Few things are more representative of Pittsburgh than the atmosphere of a sold-out Steelers game at Heinz Field. The location is top-notch with views of the rivers flowing by and the city skyline just beyond the jumbotron at one end. What really makes things special is when those terrible towels start waving and the place starts rocking like few places in the NFL do. It’s a welcome sight for those in black and gold and quite intimidating for opponents at the same time.
Everything is bigger in Texas and few things are more representative of that than the place affectionately called JerryWorld. This place really kicked off a new wave of world-class stadium design and just about every little touch was taken care of in the design and construction of the place. The massive video board gets all of the attention — and for good reason.

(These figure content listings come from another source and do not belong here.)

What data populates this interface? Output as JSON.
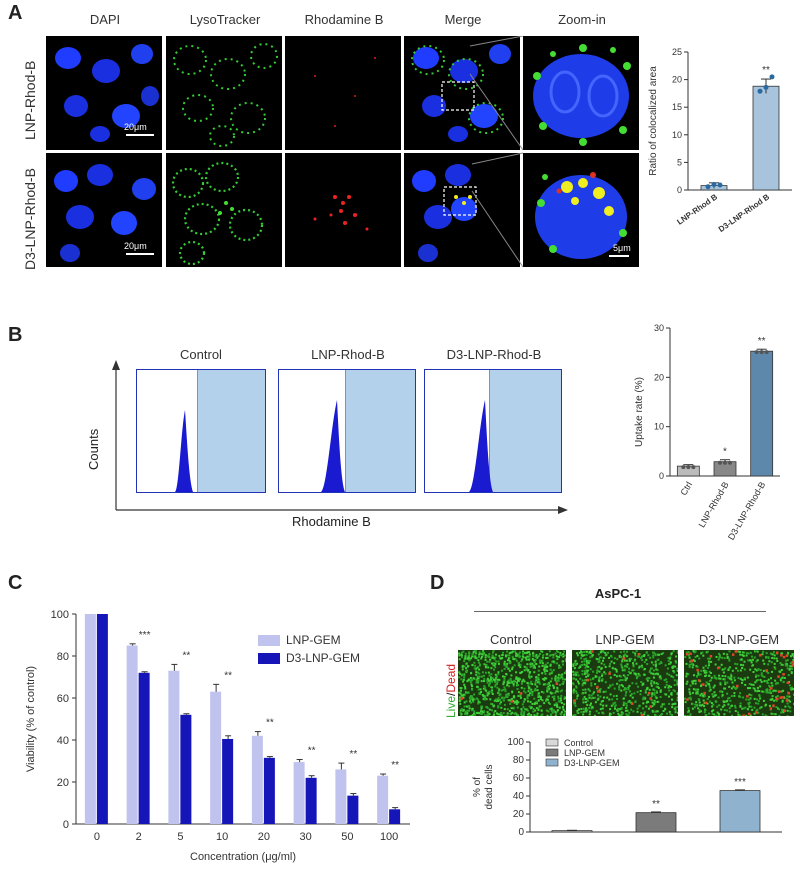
{
  "panelA": {
    "label": "A",
    "columns": [
      "DAPI",
      "LysoTracker",
      "Rhodamine B",
      "Merge",
      "Zoom-in"
    ],
    "rows": [
      "LNP-Rhod-B",
      "D3-LNP-Rhod-B"
    ],
    "scale_main": "20μm",
    "scale_zoom": "5μm",
    "chart_data": {
      "type": "bar",
      "categories": [
        "LNP-Rhod B",
        "D3-LNP-Rhod B"
      ],
      "values": [
        0.8,
        18.8
      ],
      "errors": [
        0.5,
        1.3
      ],
      "points": [
        [
          0.6,
          1.0,
          0.9
        ],
        [
          17.9,
          18.6,
          20.5
        ]
      ],
      "ylabel": "Ratio of colocalized area",
      "ylim": [
        0,
        25
      ],
      "yticks": [
        0,
        5,
        10,
        15,
        20,
        25
      ],
      "significance": [
        "",
        "**"
      ]
    }
  },
  "panelB": {
    "label": "B",
    "histograms": [
      "Control",
      "LNP-Rhod-B",
      "D3-LNP-Rhod-B"
    ],
    "ylabel": "Counts",
    "xlabel": "Rhodamine B",
    "chart_data": {
      "type": "bar",
      "categories": [
        "Ctrl",
        "LNP-Rhod-B",
        "D3-LNP-Rhod-B"
      ],
      "values": [
        2.0,
        2.9,
        25.3
      ],
      "errors": [
        0.3,
        0.4,
        0.4
      ],
      "ylabel": "Uptake rate (%)",
      "ylim": [
        0,
        30
      ],
      "yticks": [
        0,
        10,
        20,
        30
      ],
      "significance": [
        "",
        "*",
        "**"
      ]
    }
  },
  "panelC": {
    "label": "C",
    "chart_data": {
      "type": "bar",
      "categories": [
        "0",
        "2",
        "5",
        "10",
        "20",
        "30",
        "50",
        "100"
      ],
      "series": [
        {
          "name": "LNP-GEM",
          "values": [
            100,
            85,
            73,
            63,
            42,
            29.5,
            26,
            23
          ],
          "errors": [
            0,
            0.8,
            3,
            3.5,
            2,
            1.2,
            3,
            0.8
          ],
          "color": "#c0c3ee"
        },
        {
          "name": "D3-LNP-GEM",
          "values": [
            100,
            72,
            52,
            40.5,
            31.5,
            22,
            13.5,
            7
          ],
          "errors": [
            0,
            0.5,
            0.5,
            1.5,
            0.6,
            1,
            1,
            0.8
          ],
          "color": "#1515b8"
        }
      ],
      "significance": [
        "",
        "***",
        "**",
        "**",
        "**",
        "**",
        "**",
        "**"
      ],
      "xlabel": "Concentration (μg/ml)",
      "ylabel": "Viability (% of control)",
      "ylim": [
        0,
        100
      ],
      "yticks": [
        0,
        20,
        40,
        60,
        80,
        100
      ]
    }
  },
  "panelD": {
    "label": "D",
    "cell_line": "AsPC-1",
    "groups": [
      "Control",
      "LNP-GEM",
      "D3-LNP-GEM"
    ],
    "side_live": "Live",
    "side_slash": "/",
    "side_dead": "Dead",
    "chart_data": {
      "type": "bar",
      "categories": [
        "Control",
        "LNP-GEM",
        "D3-LNP-GEM"
      ],
      "values": [
        1.5,
        21.5,
        46
      ],
      "errors": [
        0.4,
        0.8,
        0.8
      ],
      "colors": [
        "#d9d9d9",
        "#7b7b7b",
        "#8fb3cf"
      ],
      "ylabel_line1": "% of",
      "ylabel_line2": "dead cells",
      "ylim": [
        0,
        100
      ],
      "yticks": [
        0,
        20,
        40,
        60,
        80,
        100
      ],
      "significance": [
        "",
        "**",
        "***"
      ]
    }
  }
}
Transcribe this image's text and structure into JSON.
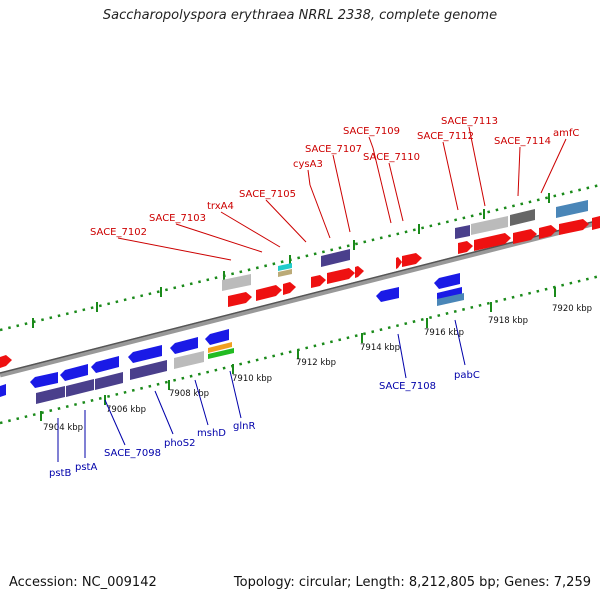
{
  "title": "Saccharopolyspora erythraea NRRL 2338, complete genome",
  "accession": "Accession: NC_009142",
  "topology": "Topology: circular; Length: 8,212,805 bp; Genes: 7,259",
  "colors": {
    "forward_gene": "#ee1111",
    "reverse_gene": "#1a1ae6",
    "label_forward": "#cc0000",
    "label_reverse": "#0000aa",
    "backbone": "#8a8a8a",
    "tick": "#1a8a1a",
    "purple_feature": "#4a3f8c",
    "grey_feature": "#bbbbbb",
    "dark_grey_feature": "#666666",
    "steel_feature": "#4a86b8"
  },
  "ruler_labels": [
    "7904 kbp",
    "7906 kbp",
    "7908 kbp",
    "7910 kbp",
    "7912 kbp",
    "7914 kbp",
    "7916 kbp",
    "7918 kbp",
    "7920 kbp"
  ],
  "top_labels": [
    "SACE_7102",
    "SACE_7103",
    "trxA4",
    "SACE_7105",
    "cysA3",
    "SACE_7107",
    "SACE_7109",
    "SACE_7110",
    "SACE_7112",
    "SACE_7113",
    "SACE_7114",
    "amfC"
  ],
  "bottom_labels": [
    "pstB",
    "pstA",
    "SACE_7098",
    "phoS2",
    "mshD",
    "glnR",
    "SACE_7108",
    "pabC"
  ]
}
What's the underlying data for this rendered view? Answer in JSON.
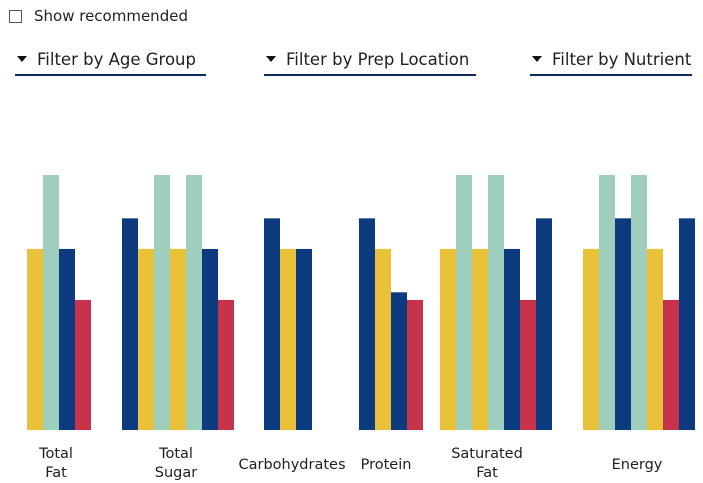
{
  "controls": {
    "show_recommended_label": "Show recommended",
    "show_recommended_checked": false,
    "filters": [
      {
        "label": "Filter by Age Group"
      },
      {
        "label": "Filter by Prep Location"
      },
      {
        "label": "Filter by Nutrient"
      }
    ]
  },
  "colors": {
    "yellow": "#e9c23a",
    "mint": "#9ecfbd",
    "navy": "#0b3a7e",
    "red": "#c7334a"
  },
  "chart_data": {
    "type": "bar",
    "ylim": [
      0,
      100
    ],
    "groups": [
      {
        "label": [
          "Total",
          "Fat"
        ],
        "bars": [
          {
            "color": "yellow",
            "value": 71
          },
          {
            "color": "mint",
            "value": 100
          },
          {
            "color": "navy",
            "value": 71
          },
          {
            "color": "red",
            "value": 51
          }
        ]
      },
      {
        "label": [
          "Total",
          "Sugar"
        ],
        "bars": [
          {
            "color": "navy",
            "value": 83
          },
          {
            "color": "yellow",
            "value": 71
          },
          {
            "color": "mint",
            "value": 100
          },
          {
            "color": "yellow",
            "value": 71
          },
          {
            "color": "mint",
            "value": 100
          },
          {
            "color": "navy",
            "value": 71
          },
          {
            "color": "red",
            "value": 51
          }
        ]
      },
      {
        "label": [
          "Carbohydrates"
        ],
        "bars": [
          {
            "color": "navy",
            "value": 83
          },
          {
            "color": "yellow",
            "value": 71
          },
          {
            "color": "navy",
            "value": 71
          }
        ]
      },
      {
        "label": [
          "Protein"
        ],
        "bars": [
          {
            "color": "navy",
            "value": 83
          },
          {
            "color": "yellow",
            "value": 71
          },
          {
            "color": "navy",
            "value": 54
          },
          {
            "color": "red",
            "value": 51
          }
        ]
      },
      {
        "label": [
          "Saturated",
          "Fat"
        ],
        "bars": [
          {
            "color": "yellow",
            "value": 71
          },
          {
            "color": "mint",
            "value": 100
          },
          {
            "color": "yellow",
            "value": 71
          },
          {
            "color": "mint",
            "value": 100
          },
          {
            "color": "navy",
            "value": 71
          },
          {
            "color": "red",
            "value": 51
          },
          {
            "color": "navy",
            "value": 83
          }
        ]
      },
      {
        "label": [
          "Energy"
        ],
        "bars": [
          {
            "color": "yellow",
            "value": 71
          },
          {
            "color": "mint",
            "value": 100
          },
          {
            "color": "navy",
            "value": 83
          },
          {
            "color": "mint",
            "value": 100
          },
          {
            "color": "yellow",
            "value": 71
          },
          {
            "color": "red",
            "value": 51
          },
          {
            "color": "navy",
            "value": 83
          }
        ]
      }
    ]
  }
}
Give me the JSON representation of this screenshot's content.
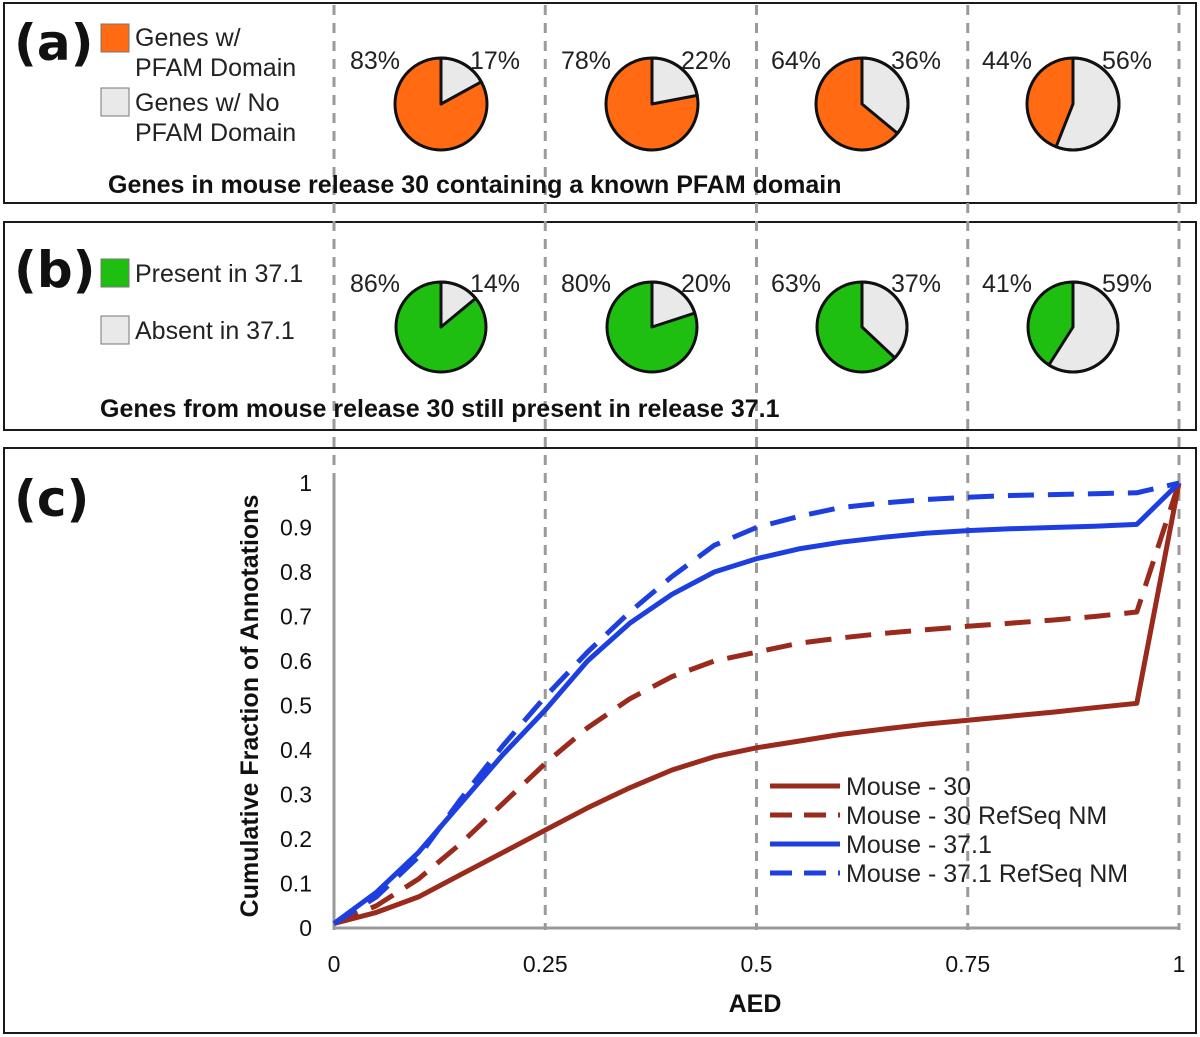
{
  "chart_data": [
    {
      "panel": "(a)",
      "type": "pie",
      "title": "Genes in mouse release 30 containing a known PFAM domain",
      "legend": [
        {
          "label_line1": "Genes w/",
          "label_line2": "PFAM Domain",
          "color": "#ff6a13"
        },
        {
          "label_line1": "Genes w/ No",
          "label_line2": "PFAM Domain",
          "color": "#e9e9e9"
        }
      ],
      "pies": [
        {
          "left_label": "83%",
          "right_label": "17%",
          "values": [
            83,
            17
          ]
        },
        {
          "left_label": "78%",
          "right_label": "22%",
          "values": [
            78,
            22
          ]
        },
        {
          "left_label": "64%",
          "right_label": "36%",
          "values": [
            64,
            36
          ]
        },
        {
          "left_label": "44%",
          "right_label": "56%",
          "values": [
            44,
            56
          ]
        }
      ]
    },
    {
      "panel": "(b)",
      "type": "pie",
      "title": "Genes from mouse release 30 still present in release 37.1",
      "legend": [
        {
          "label_line1": "Present in 37.1",
          "label_line2": "",
          "color": "#1fbf12"
        },
        {
          "label_line1": "Absent in 37.1",
          "label_line2": "",
          "color": "#e9e9e9"
        }
      ],
      "pies": [
        {
          "left_label": "86%",
          "right_label": "14%",
          "values": [
            86,
            14
          ]
        },
        {
          "left_label": "80%",
          "right_label": "20%",
          "values": [
            80,
            20
          ]
        },
        {
          "left_label": "63%",
          "right_label": "37%",
          "values": [
            63,
            37
          ]
        },
        {
          "left_label": "41%",
          "right_label": "59%",
          "values": [
            41,
            59
          ]
        }
      ]
    },
    {
      "panel": "(c)",
      "type": "line",
      "xlabel": "AED",
      "ylabel": "Cumulative Fraction of Annotations",
      "xlim": [
        0,
        1
      ],
      "ylim": [
        0,
        1
      ],
      "xticks": [
        "0",
        "0.25",
        "0.5",
        "0.75",
        "1"
      ],
      "yticks": [
        "0",
        "0.1",
        "0.2",
        "0.3",
        "0.4",
        "0.5",
        "0.6",
        "0.7",
        "0.8",
        "0.9",
        "1"
      ],
      "grid": "vertical dashed",
      "legend_position": "bottom-right",
      "series": [
        {
          "name": "Mouse - 30",
          "color": "#9a2a1c",
          "dashed": false,
          "x": [
            0,
            0.05,
            0.1,
            0.15,
            0.2,
            0.25,
            0.3,
            0.35,
            0.4,
            0.45,
            0.5,
            0.55,
            0.6,
            0.65,
            0.7,
            0.75,
            0.8,
            0.85,
            0.9,
            0.95,
            1
          ],
          "y": [
            0.01,
            0.035,
            0.07,
            0.12,
            0.17,
            0.22,
            0.27,
            0.315,
            0.355,
            0.385,
            0.405,
            0.42,
            0.435,
            0.447,
            0.458,
            0.467,
            0.476,
            0.485,
            0.495,
            0.505,
            1
          ]
        },
        {
          "name": "Mouse - 30 RefSeq NM",
          "color": "#9a2a1c",
          "dashed": true,
          "x": [
            0,
            0.05,
            0.1,
            0.15,
            0.2,
            0.25,
            0.3,
            0.35,
            0.4,
            0.45,
            0.5,
            0.55,
            0.6,
            0.65,
            0.7,
            0.75,
            0.8,
            0.85,
            0.9,
            0.95,
            1
          ],
          "y": [
            0.01,
            0.05,
            0.11,
            0.19,
            0.28,
            0.37,
            0.45,
            0.515,
            0.565,
            0.6,
            0.62,
            0.64,
            0.652,
            0.662,
            0.67,
            0.678,
            0.685,
            0.692,
            0.7,
            0.71,
            1
          ]
        },
        {
          "name": "Mouse - 37.1",
          "color": "#1e3fe0",
          "dashed": false,
          "x": [
            0,
            0.05,
            0.1,
            0.15,
            0.2,
            0.25,
            0.3,
            0.35,
            0.4,
            0.45,
            0.5,
            0.55,
            0.6,
            0.65,
            0.7,
            0.75,
            0.8,
            0.85,
            0.9,
            0.95,
            1
          ],
          "y": [
            0.01,
            0.08,
            0.17,
            0.28,
            0.39,
            0.49,
            0.6,
            0.685,
            0.75,
            0.8,
            0.83,
            0.852,
            0.867,
            0.878,
            0.887,
            0.893,
            0.897,
            0.9,
            0.903,
            0.907,
            1
          ]
        },
        {
          "name": "Mouse - 37.1 RefSeq NM",
          "color": "#1e3fe0",
          "dashed": true,
          "x": [
            0,
            0.05,
            0.1,
            0.15,
            0.2,
            0.25,
            0.3,
            0.35,
            0.4,
            0.45,
            0.5,
            0.55,
            0.6,
            0.65,
            0.7,
            0.75,
            0.8,
            0.85,
            0.9,
            0.95,
            1
          ],
          "y": [
            0.01,
            0.07,
            0.16,
            0.29,
            0.41,
            0.52,
            0.62,
            0.71,
            0.79,
            0.86,
            0.9,
            0.925,
            0.945,
            0.955,
            0.963,
            0.968,
            0.972,
            0.974,
            0.976,
            0.978,
            1
          ]
        }
      ]
    }
  ]
}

No it’s not the newest or nicest place to watch a football game but only a handful of stadiums in the world can match the atmosphere Arrowhead has during a Chiefs game. Annually one of the loudest venues in the country when fans are at full blast yelling at opponents, there’s an ambience around this place that is just about perfect on a chilly Sunday afternoon.
Despite being a bit smaller than Arrowhead, the 12s at CenturyLink match their Midwest rivals in terms of noise level and the canopy roof helps funnel everything down onto the field to make life miserable for opposing offenses that can do nothing other than a silent snap count. Add in a picturesque location right next to downtown Seattle and a host of technologically-savvy amenities and things are just about perfect for an NFL game at the Seahawks’ home stadium.
Aside from fans of the Packers’ NFC North rivals, just about every football fan would agree that the historic Lambeau Field is the class of the league. It’s got history in spades given so many memorable moments from NFL history that have taken place here and renovations of the years have preserved that charm while updating amenities to equal the rest of the league. Add in a top-notch atmosphere and there’s a reason why many want to make a pilgrimage to take in a game at the venerable venue in the heart of Wisconsin.